Various UK brands proclaim that they don’t send used clothing to Africa, but in any case the Or doesn’t believe that banning secondhand imports is the solution. Kantamanto market supports about 30,000 workers, many of whom are already part of the circular fashion solution, repurposing or revamping our castoffs so that they’ll sell. Nor does it blame UK charity shops. “They’re not the problem,” says Ricketts. “They’re just getting the clothing that people donate.” However, there is more the charity shops could do to be “part of the solution” , she says, adding they could help to calculate the true cost of cleaning, repairing, reselling and upcycling garments in the UK and Ghana, in order to push for EPR fees “that are high enough to do the job”.
The root issue here, says Noi, is “overproduction of fast fashion in the global north – brands must ensure their production capacity is reduced”. That’s why the Or is revisiting its Speak Volumes campaign, asking the top 20 brands found in Ghana’s waste stream – among them Marks & Spencer, Nike, Adidas, Primark, George, F&F, H&M, Boohoo and Tu – to publish how many garments they produce each year. The deadline for brands is Black Friday in November. The Or’s campaign first launched last year, but to date, no big brand has complied (though plenty of smaller, more conscious brands have).
“I think they’re afraid because they know it’s the most honest data point,” says Ricketts. “I mean, it’s not complicated – we’re not asking them to calculate their carbon footprint. It’s a piece of information that everyone has.” Zara already publishes its volume by weight, but, says Ricketts, this “abstract” measure “doesn’t help us get a real picture”.
Responding to these claims, Sophie De Salis, sustainability policy adviser at the British Retail Consortium (BRC), said: “Retailers take their responsibility to tackle textile waste very seriously and are investing millions to divert used clothing away from landfill, through take-back schemes, resale marketplaces and donating excess stock to charity.”
Of course, the problem here is capitalism’s growth imperative. Last year Greenpeace reported that the total number of garments produced is expected to rise to 200bn by 2030, from an estimated 100bn in 2014. “Everyone has plans to grow,” says Ricketts. Personally, I no longer view mainstream fashion as an art form, just a cynical vehicle for profit.

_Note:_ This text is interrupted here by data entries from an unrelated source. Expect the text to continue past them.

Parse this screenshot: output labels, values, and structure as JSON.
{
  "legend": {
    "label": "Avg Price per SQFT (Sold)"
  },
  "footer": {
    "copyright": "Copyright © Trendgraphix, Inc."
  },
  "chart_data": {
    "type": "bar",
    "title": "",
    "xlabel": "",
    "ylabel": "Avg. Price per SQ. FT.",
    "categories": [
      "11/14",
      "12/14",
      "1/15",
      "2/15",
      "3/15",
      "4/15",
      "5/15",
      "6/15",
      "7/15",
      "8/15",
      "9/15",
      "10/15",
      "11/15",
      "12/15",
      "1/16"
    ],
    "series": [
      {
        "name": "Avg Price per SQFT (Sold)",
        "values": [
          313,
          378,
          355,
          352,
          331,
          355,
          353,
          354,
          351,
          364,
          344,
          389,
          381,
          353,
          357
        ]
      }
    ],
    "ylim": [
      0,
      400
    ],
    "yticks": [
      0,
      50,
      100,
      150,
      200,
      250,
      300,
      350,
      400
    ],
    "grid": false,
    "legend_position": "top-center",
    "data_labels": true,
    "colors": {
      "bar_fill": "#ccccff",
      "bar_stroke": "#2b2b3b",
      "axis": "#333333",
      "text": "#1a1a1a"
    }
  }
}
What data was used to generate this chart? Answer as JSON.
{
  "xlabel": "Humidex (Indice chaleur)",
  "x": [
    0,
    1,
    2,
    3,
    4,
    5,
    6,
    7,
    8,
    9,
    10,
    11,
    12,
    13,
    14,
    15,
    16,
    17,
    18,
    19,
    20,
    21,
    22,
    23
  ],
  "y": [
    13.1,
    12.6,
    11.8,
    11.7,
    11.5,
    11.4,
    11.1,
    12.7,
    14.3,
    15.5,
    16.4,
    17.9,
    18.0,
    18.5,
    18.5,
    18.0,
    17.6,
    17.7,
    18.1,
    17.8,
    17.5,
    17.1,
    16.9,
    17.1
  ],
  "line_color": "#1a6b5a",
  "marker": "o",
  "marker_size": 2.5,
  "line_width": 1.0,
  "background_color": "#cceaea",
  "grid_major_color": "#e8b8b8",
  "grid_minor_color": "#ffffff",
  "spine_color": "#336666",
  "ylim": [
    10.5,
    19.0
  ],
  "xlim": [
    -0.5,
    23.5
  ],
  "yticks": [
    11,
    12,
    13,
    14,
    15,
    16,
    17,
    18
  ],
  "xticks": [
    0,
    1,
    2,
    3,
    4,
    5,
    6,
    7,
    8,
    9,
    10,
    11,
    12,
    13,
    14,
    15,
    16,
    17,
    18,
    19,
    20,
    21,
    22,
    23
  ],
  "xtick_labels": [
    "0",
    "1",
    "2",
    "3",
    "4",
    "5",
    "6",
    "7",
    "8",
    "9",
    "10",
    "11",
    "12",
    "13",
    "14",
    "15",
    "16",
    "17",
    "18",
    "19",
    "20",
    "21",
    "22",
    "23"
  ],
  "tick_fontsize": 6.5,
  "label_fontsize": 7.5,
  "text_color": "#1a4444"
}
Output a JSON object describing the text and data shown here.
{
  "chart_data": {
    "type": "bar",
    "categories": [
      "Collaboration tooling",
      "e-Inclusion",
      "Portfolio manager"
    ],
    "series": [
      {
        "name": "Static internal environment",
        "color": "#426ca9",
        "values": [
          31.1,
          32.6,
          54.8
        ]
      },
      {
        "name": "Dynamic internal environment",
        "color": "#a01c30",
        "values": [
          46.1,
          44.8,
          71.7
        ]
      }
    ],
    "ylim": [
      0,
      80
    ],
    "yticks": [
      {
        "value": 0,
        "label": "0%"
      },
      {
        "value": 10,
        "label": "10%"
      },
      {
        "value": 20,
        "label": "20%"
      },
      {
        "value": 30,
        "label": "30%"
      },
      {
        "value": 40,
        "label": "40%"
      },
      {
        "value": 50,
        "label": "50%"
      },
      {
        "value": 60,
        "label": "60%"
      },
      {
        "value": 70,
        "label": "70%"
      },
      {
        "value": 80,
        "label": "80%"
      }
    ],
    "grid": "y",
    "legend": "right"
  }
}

So how can we all do our part? Well, for starters, refuse that single-use T-shirt. “The hen night shirt, the 5k run shirt, the conference shirt,” says Ricketts, “[is] the No 1 culprit in our research, with no meaning to a secondhand wearer.” We also need to change our relationship with consumption, she says, “embracing secondhand and upcycled garments instead of always buying new”.
The good news is that the beach clean did make Evie “think a lot”. “Maybe I shouldn’t buy stuff from Shein,” she tells me back home. “And it did make me think about overconsumption generally.” I don’t doubt she’ll ask for new clothing again, but I’m hopeful she sees that being part of the solution is better than being part of the problem, now she knows what a terrible problem it is.